Espera. Pensar así es absurdo. Nadie piensa así en un momento así. Así es como piensa quien sueña sabiendo que está soñando. Estas cosas no se describen. Un cielo se enrolla simplemente porque es otro pergamino usado. ¿Sacarán otro? ¿Qué contarán? Nada nuevo bajo el sol, como quien dice. Pero lo que nos preocupa precisamente es este sol, la lámpara que ha iluminado al monje invisible a lo largo de sus millones de años de oraciones y bestiarios. Pregunta: ¿qué sol? Ya no hay ningún sol. Esto debe de ser el éter, por tanto, el akasa, la memoria del cosmos, el om sagrado. O la pura ceguera. ¿Qué hacer, entonces? Ya lo digo yo: nada. Los mayas, el demente de Patmos, Nostradamus, Edgar Cayce, san Malaquías, hasta el humilde vidente de los posos de café.
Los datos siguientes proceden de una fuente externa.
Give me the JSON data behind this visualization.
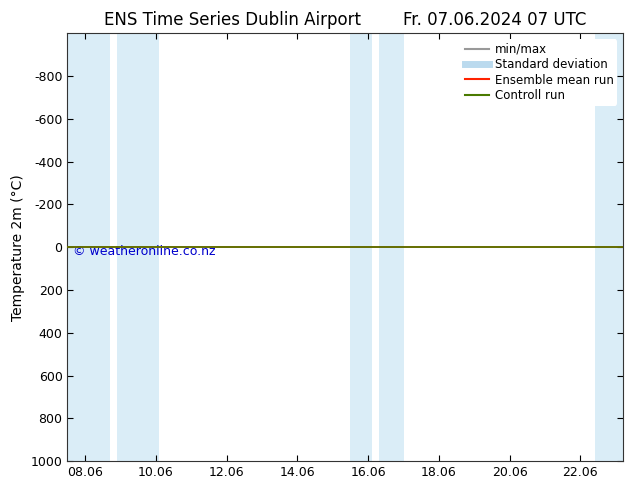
{
  "title_left": "ENS Time Series Dublin Airport",
  "title_right": "Fr. 07.06.2024 07 UTC",
  "ylabel": "Temperature 2m (°C)",
  "ylim": [
    -1000,
    1000
  ],
  "yticks": [
    -800,
    -600,
    -400,
    -200,
    0,
    200,
    400,
    600,
    800,
    1000
  ],
  "xtick_labels": [
    "08.06",
    "10.06",
    "12.06",
    "14.06",
    "16.06",
    "18.06",
    "20.06",
    "22.06"
  ],
  "xtick_positions": [
    8,
    10,
    12,
    14,
    16,
    18,
    20,
    22
  ],
  "x_min": 7.5,
  "x_max": 23.2,
  "bg_color": "#ffffff",
  "plot_bg_color": "#ffffff",
  "shaded_bands": [
    [
      7.5,
      8.7
    ],
    [
      8.9,
      10.1
    ],
    [
      15.5,
      16.1
    ],
    [
      16.3,
      17.0
    ],
    [
      22.4,
      23.2
    ]
  ],
  "shaded_color": "#daedf7",
  "green_line_color": "#4a7a00",
  "red_line_color": "#ff2200",
  "copyright_text": "© weatheronline.co.nz",
  "copyright_color": "#0000cc",
  "copyright_fontsize": 9,
  "legend_items": [
    {
      "label": "min/max",
      "color": "#999999",
      "lw": 1.5
    },
    {
      "label": "Standard deviation",
      "color": "#bbdaee",
      "lw": 5
    },
    {
      "label": "Ensemble mean run",
      "color": "#ff2200",
      "lw": 1.5
    },
    {
      "label": "Controll run",
      "color": "#4a7a00",
      "lw": 1.5
    }
  ],
  "title_fontsize": 12,
  "ylabel_fontsize": 10,
  "tick_fontsize": 9,
  "legend_fontsize": 8.5
}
Todos tenían razón. El mundo se estaba acabando. El universo entero se estaba acabando. Cuántas bolas de cristal despreciadas, cuántas visiones injuriadas; cuántos inocentes que habían conseguido leer el pergamino al trasluz han sido vejados, quemados, calumniados. ¿Por qué no les hicimos caso? Esto tenía que llegar. En un caso así, tener razón es solo cuestión de tiempo. Tarde o temprano teníamos que ver este cielo que desaparece, esta águila que percibe el temblor telúrico en sus garras y, contrariada, levanta el vuelo. Este mar que… ¿qué? Que nos moja la cara, por ejemplo. Pero si las rodillas han dejado de sostenerte deberíamos haber sentido el impacto. El golpe contra el suelo. Y no obstante todo es caer y caer y seguir cayendo en esta oscuridad sin fondo, en esta madriguera de gusano.
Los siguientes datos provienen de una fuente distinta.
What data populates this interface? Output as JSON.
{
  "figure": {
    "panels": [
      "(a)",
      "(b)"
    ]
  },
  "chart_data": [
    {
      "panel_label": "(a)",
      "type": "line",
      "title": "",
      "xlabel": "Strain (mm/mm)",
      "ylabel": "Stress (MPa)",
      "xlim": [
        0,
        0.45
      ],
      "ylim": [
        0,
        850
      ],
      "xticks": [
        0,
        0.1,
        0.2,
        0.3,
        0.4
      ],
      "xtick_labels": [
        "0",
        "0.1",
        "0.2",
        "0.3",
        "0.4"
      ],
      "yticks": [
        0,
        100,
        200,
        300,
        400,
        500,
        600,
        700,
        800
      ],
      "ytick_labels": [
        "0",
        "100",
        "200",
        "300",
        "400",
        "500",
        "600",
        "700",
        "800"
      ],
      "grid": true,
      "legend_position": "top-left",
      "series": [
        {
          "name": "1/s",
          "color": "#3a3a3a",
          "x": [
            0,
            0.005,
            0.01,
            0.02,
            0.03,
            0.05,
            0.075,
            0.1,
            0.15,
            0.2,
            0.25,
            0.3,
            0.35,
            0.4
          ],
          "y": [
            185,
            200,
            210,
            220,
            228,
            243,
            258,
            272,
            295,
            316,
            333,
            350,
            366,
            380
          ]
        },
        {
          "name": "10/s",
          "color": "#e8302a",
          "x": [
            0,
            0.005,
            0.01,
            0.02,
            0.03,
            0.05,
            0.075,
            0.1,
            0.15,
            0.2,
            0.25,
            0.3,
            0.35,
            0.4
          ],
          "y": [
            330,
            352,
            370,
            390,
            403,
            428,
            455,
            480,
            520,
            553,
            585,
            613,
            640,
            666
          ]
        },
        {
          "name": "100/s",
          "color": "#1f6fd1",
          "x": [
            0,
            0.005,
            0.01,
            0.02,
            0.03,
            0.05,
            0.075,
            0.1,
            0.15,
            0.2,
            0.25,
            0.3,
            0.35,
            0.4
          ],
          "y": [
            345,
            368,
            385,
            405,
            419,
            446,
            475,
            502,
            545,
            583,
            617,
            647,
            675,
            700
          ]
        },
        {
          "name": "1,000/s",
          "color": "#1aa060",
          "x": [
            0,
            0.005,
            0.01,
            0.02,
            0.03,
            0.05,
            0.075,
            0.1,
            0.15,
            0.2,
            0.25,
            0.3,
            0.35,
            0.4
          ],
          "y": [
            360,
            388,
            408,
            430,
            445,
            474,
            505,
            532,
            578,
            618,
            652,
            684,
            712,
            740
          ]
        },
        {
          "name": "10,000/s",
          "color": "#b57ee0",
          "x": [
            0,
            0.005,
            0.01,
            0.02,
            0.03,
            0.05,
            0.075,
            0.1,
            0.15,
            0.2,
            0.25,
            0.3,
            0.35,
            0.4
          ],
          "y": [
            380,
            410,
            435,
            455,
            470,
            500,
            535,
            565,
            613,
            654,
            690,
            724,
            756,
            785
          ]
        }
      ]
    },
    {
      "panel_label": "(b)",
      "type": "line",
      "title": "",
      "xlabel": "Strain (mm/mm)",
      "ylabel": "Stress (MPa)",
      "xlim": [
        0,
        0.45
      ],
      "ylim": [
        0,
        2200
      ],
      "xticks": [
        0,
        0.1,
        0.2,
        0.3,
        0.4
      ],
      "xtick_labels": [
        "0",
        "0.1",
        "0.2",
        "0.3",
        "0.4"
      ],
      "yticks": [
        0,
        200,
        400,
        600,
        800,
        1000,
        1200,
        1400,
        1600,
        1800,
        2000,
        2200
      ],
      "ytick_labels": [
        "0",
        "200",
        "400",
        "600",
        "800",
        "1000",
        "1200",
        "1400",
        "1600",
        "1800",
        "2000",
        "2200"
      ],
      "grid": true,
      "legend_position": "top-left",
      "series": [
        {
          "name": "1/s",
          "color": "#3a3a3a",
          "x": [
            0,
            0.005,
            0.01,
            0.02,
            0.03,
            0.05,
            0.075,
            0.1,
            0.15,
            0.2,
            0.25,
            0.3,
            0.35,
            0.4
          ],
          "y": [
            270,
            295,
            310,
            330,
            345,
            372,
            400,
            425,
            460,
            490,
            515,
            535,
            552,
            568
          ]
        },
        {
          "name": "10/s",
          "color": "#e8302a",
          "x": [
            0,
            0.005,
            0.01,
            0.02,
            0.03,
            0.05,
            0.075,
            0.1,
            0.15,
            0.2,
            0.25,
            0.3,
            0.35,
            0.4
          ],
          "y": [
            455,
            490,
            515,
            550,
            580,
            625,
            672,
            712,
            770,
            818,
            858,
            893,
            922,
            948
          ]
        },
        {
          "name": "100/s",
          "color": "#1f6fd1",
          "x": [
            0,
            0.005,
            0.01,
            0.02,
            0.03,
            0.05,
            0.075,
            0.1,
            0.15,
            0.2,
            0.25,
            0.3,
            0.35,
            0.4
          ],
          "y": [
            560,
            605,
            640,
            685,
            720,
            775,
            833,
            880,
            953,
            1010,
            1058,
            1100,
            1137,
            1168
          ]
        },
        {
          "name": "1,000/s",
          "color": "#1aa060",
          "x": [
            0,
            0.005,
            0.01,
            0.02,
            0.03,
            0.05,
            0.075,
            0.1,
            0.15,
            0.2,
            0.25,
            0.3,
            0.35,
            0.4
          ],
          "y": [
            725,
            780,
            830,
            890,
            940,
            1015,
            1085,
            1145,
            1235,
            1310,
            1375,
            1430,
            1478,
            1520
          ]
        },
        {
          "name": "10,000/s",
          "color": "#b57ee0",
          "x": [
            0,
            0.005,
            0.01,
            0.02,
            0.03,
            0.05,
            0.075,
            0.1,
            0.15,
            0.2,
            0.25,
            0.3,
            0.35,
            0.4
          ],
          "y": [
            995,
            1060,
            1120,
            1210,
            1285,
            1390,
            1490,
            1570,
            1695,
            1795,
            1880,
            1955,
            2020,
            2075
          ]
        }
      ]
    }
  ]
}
Bueno, no generalicemos. Esta es nuestra muerte, no la muerte del todo. Es verdad que nuestra consciencia se siente responsable de todas las materializaciones de la forma, de la luz, del color y del aire que respira hasta el más pequeño de los seres vivos. Pero has salvado a tu hija. ¿De qué si no hubiera servido tu sacrificio? La has salvado, eso es lo que importa: e importa porque sabes tan bien como yo que todo cuanto existe en el universo (el fogón del hidrógeno, la caldera del helio, nuestros maravillosos y vibrantes átomos) está unido por vínculos de amor en la eternidad, y mientras creamos en ello la muerte no tendrá señorío. Así que confía, confía. Pensemos que esto no puede ser todo. Tal vez el más allá sea en verdad otra cosa. Tal vez la vida sea de veras eso, un latido, y la muerte tan solo su sístole. Tal vez es cierto que alguien viene a buscarnos: el hombre de los hielos, el chófer de las tinieblas; tal vez. Y esto no es más que un trámite (el esbozo provisional de un gran diseño que se va reescribiendo capa a capa, una vida vivida sobre otra vida, hasta la última y más perfecta posible) y dentro de un minuto despertaremos en una cálida habitación, suavemente iluminada, al lado de nuestra mujer y nuestra hija… y allí permaneceremos, comprendiéndolo todo y a la vez sin preguntarnos nada, mirando cada noche las estrellas.